Natural gas for December delivery fell to a new 52-week low of $2.19 early Friday as traders come to grips with a warmer start to the traditional heating season and a near-record amount of natural gas in the nation’s stockpiles.
As of last Friday, U.S. stockpiles totaled 3.877 trillion cubic feet, just 52 billion cubic feet below the all-time high at the traditional October 31 end of the storage injection season. If the week ending Friday ends with the same injection amount as the prior week (63 billion cubic feet), a new record will be set.

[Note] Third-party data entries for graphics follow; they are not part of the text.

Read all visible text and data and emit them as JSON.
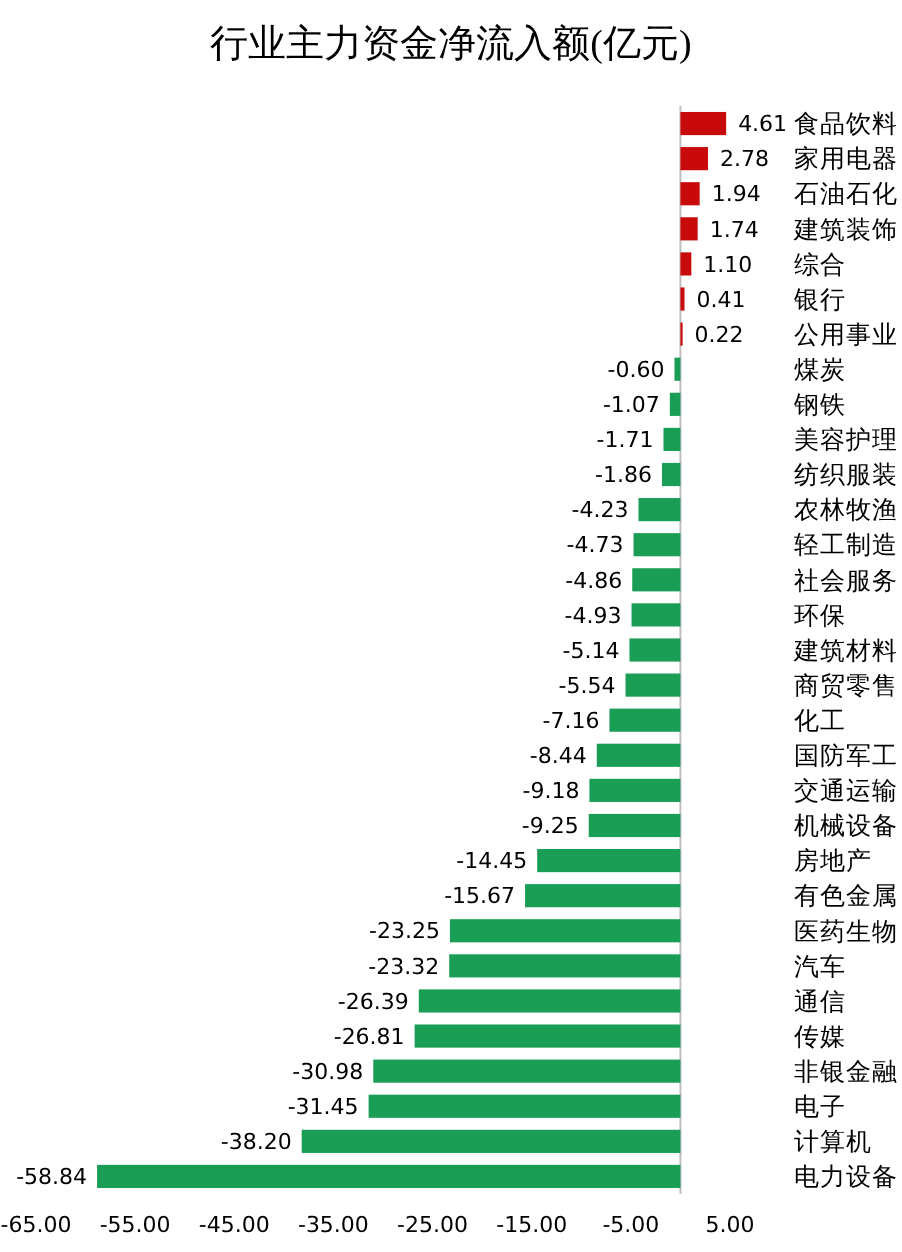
{
  "chart_data": {
    "type": "bar",
    "orientation": "horizontal",
    "title": "行业主力资金净流入额(亿元)",
    "categories": [
      "食品饮料",
      "家用电器",
      "石油石化",
      "建筑装饰",
      "综合",
      "银行",
      "公用事业",
      "煤炭",
      "钢铁",
      "美容护理",
      "纺织服装",
      "农林牧渔",
      "轻工制造",
      "社会服务",
      "环保",
      "建筑材料",
      "商贸零售",
      "化工",
      "国防军工",
      "交通运输",
      "机械设备",
      "房地产",
      "有色金属",
      "医药生物",
      "汽车",
      "通信",
      "传媒",
      "非银金融",
      "电子",
      "计算机",
      "电力设备"
    ],
    "values": [
      4.61,
      2.78,
      1.94,
      1.74,
      1.1,
      0.41,
      0.22,
      -0.6,
      -1.07,
      -1.71,
      -1.86,
      -4.23,
      -4.73,
      -4.86,
      -4.93,
      -5.14,
      -5.54,
      -7.16,
      -8.44,
      -9.18,
      -9.25,
      -14.45,
      -15.67,
      -23.25,
      -23.32,
      -26.39,
      -26.81,
      -30.98,
      -31.45,
      -38.2,
      -58.84
    ],
    "value_labels": [
      "4.61",
      "2.78",
      "1.94",
      "1.74",
      "1.10",
      "0.41",
      "0.22",
      "-0.60",
      "-1.07",
      "-1.71",
      "-1.86",
      "-4.23",
      "-4.73",
      "-4.86",
      "-4.93",
      "-5.14",
      "-5.54",
      "-7.16",
      "-8.44",
      "-9.18",
      "-9.25",
      "-14.45",
      "-15.67",
      "-23.25",
      "-23.32",
      "-26.39",
      "-26.81",
      "-30.98",
      "-31.45",
      "-38.20",
      "-58.84"
    ],
    "colors": [
      "#c80a0a",
      "#c80a0a",
      "#c80a0a",
      "#c80a0a",
      "#c80a0a",
      "#c80a0a",
      "#c80a0a",
      "#1a9e55",
      "#1a9e55",
      "#1a9e55",
      "#1a9e55",
      "#1a9e55",
      "#1a9e55",
      "#1a9e55",
      "#1a9e55",
      "#1a9e55",
      "#1a9e55",
      "#1a9e55",
      "#1a9e55",
      "#1a9e55",
      "#1a9e55",
      "#1a9e55",
      "#1a9e55",
      "#1a9e55",
      "#1a9e55",
      "#1a9e55",
      "#1a9e55",
      "#1a9e55",
      "#1a9e55",
      "#1a9e55",
      "#1a9e55"
    ],
    "xlim": [
      -65,
      5
    ],
    "xticks": [
      {
        "value": -65,
        "label": "-65.00"
      },
      {
        "value": -55,
        "label": "-55.00"
      },
      {
        "value": -45,
        "label": "-45.00"
      },
      {
        "value": -35,
        "label": "-35.00"
      },
      {
        "value": -25,
        "label": "-25.00"
      },
      {
        "value": -15,
        "label": "-15.00"
      },
      {
        "value": -5,
        "label": "-5.00"
      },
      {
        "value": 5,
        "label": "5.00"
      }
    ]
  }
}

Dry gas production in the lower 48 states has averaged about 73.5 billion cubic feet per day this summer, according to a report from RBN Energy. That’s about 3.1 billion cubic feet per day more than a year ago, but still better than the 5 billion cubic feet per day production increase posted in January 2015. What caused the slowdown? According to RBN Energy:
But output flattened through the first half of summer as low prices prompted producers to scale back drilling activity and curtail well completions while they waited for drilling service cost reductions and additional takeaway capacity out of the Marcellus/Utica region.
On the demand side, natural gas demand from industrial plants and commercial/residential customers has fallen by a combined 600 million cubic feet per day. Yet, demand from electric power plants has risen by 3.7 billion cubic feet per day. There are, however, a couple of additional wrinkles.
First, the amount of gas injections this past summer averaged about 1 billion cubic feet per day below last summer’s injections, lowering the total injection this summer by almost 219 billion cubic feet. Second, the 2015 summer injection season began with 600 billion cubic feet more in storage than at the beginning of 2014 injections.
What does this mean for producers? The Henry Hub futures contract for November closed on October 28 at $2.033 per million BTUs (1 million BTUs is approximately equal to 1 thousand cubic feet). That’s the lowest November settlement price in 17 years, according to RBN Energy.
And going forward? The January futures contract was priced at more than $3.40 per million BTUs in May and has dropped to around $2.50 recently.